Forks of Ivy, 3/4 Mile

Brandon Amico

reads the sign lit in my high beams between Jupiter

and Mars Hill, NC. Next morning,

a Google search for Forks of Ivy yielded

no town hall, no website, not even a population

count. Labeled: an unincorporated community.

An image search showed nothing but homes

for sale, results scrolling along

like the asteroid belt, empty space dotted

with minor planets — which is another classification

for asteroids, one that is misleading; inhospitable,

no chance for life, though the assumption that planets

can harbor life is unique on our own.

Pluto is a minor planet, possibly once Neptune’s moon

since flung from orbit, now the pair a cephalophore:

a martyred saint carrying his own severed head.

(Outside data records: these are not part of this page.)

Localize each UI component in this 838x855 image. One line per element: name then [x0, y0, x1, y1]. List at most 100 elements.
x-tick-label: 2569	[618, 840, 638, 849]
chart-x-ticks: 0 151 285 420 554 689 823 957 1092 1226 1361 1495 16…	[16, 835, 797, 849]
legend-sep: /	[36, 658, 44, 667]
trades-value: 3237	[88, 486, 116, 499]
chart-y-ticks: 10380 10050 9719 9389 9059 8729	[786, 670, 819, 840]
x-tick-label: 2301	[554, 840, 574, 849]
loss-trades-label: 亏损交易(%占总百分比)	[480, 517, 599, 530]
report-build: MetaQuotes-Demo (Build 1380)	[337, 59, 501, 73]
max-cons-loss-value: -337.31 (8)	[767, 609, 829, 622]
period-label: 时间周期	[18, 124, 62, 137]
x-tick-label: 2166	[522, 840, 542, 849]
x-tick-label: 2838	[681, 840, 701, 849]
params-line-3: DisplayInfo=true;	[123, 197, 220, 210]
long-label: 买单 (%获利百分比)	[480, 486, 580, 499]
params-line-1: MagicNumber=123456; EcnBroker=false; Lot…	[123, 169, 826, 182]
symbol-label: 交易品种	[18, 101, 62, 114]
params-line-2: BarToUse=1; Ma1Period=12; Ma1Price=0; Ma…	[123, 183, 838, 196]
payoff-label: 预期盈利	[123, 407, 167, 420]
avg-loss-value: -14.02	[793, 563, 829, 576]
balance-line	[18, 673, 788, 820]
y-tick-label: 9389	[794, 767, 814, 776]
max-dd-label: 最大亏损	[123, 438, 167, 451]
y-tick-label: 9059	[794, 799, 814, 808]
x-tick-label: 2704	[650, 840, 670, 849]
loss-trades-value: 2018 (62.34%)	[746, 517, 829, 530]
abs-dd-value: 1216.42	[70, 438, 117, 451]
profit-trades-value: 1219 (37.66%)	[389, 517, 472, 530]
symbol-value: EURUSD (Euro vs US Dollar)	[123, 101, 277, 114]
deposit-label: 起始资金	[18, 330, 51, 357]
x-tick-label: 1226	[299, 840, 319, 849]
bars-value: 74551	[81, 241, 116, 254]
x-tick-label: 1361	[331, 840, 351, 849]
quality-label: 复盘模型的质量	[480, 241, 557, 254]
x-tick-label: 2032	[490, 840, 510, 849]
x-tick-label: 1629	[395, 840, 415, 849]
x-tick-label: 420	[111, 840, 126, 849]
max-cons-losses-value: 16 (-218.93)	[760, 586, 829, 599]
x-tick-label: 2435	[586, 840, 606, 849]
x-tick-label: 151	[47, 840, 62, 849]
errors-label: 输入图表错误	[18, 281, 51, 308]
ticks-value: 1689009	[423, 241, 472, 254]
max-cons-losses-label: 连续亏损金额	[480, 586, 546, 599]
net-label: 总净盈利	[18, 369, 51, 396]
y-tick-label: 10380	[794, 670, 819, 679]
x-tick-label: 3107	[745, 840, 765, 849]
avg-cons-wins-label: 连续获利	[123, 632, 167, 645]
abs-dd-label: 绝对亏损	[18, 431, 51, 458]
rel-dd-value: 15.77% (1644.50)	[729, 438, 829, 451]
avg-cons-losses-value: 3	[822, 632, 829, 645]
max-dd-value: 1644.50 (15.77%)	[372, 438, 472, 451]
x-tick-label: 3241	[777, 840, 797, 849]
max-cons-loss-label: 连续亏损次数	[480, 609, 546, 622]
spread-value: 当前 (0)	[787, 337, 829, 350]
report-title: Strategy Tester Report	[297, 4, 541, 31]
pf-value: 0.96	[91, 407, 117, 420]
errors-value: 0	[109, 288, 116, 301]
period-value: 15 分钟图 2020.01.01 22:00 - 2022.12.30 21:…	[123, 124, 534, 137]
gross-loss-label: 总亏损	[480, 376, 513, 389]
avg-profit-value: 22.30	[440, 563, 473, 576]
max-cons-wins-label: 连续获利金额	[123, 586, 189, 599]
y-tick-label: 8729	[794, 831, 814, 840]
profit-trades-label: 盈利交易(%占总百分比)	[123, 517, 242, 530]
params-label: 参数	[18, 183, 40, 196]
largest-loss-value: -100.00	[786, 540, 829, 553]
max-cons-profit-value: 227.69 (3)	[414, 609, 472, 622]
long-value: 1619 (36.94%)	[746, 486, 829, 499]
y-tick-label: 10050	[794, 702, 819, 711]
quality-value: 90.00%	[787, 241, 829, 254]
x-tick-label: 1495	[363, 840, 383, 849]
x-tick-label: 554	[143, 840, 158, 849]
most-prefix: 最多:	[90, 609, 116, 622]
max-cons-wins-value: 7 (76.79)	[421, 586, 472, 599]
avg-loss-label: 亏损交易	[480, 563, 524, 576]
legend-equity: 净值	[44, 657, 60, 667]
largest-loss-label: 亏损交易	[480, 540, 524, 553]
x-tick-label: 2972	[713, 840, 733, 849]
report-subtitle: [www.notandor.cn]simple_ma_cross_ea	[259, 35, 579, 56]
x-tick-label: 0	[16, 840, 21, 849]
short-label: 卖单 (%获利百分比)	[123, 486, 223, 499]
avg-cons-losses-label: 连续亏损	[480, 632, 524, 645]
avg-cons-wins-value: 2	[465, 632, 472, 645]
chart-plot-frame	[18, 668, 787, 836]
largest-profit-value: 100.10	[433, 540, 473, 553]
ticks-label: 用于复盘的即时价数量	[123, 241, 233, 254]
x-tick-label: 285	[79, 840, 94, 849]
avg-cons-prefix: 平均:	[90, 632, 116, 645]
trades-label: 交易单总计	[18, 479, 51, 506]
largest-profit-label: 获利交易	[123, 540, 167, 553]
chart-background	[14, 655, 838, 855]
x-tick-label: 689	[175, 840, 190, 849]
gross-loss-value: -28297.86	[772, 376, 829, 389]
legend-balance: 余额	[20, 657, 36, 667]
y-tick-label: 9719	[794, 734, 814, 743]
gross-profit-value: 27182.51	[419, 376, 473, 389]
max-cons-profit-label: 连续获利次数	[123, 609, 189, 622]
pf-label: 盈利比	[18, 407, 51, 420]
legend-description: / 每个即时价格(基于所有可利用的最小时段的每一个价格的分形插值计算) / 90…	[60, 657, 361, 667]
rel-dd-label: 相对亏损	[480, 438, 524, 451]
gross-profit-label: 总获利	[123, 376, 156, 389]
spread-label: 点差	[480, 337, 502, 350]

The larger stationary and the more diminutive

dynamic, how attention moves after initial discovery;

cephalophore is the phrase a friend uses for a poem

whose title carries on into the first line, hurtling

right into the body of the work.

Cephalo-: Latin pertaining to the head or brain,

which is why squids and octopuses, whose consciousness

forked apart from our own — 600 million years ago

in the form of tiny wormlike, eyespotted beings —

and grew on its own, whose nervous systems are housed

not in their heads but distributed among and to the ends of

their limbs, are called cephalopods, the suffix

meaning feet: brain-in-feet.

Forever in the minefield of today, yesterday and tomorrow

safe on their respective sides of our star, my love

our paths may snake through challenge after challenge

after illness after debt after doubt but we believe

they will weave together once more. That the body unfolding

in the dark miles ahead will hold stable and our twin

beams of light, once an atmosphere apart, will converge.

And we can trust our feet to carry us to each other, again.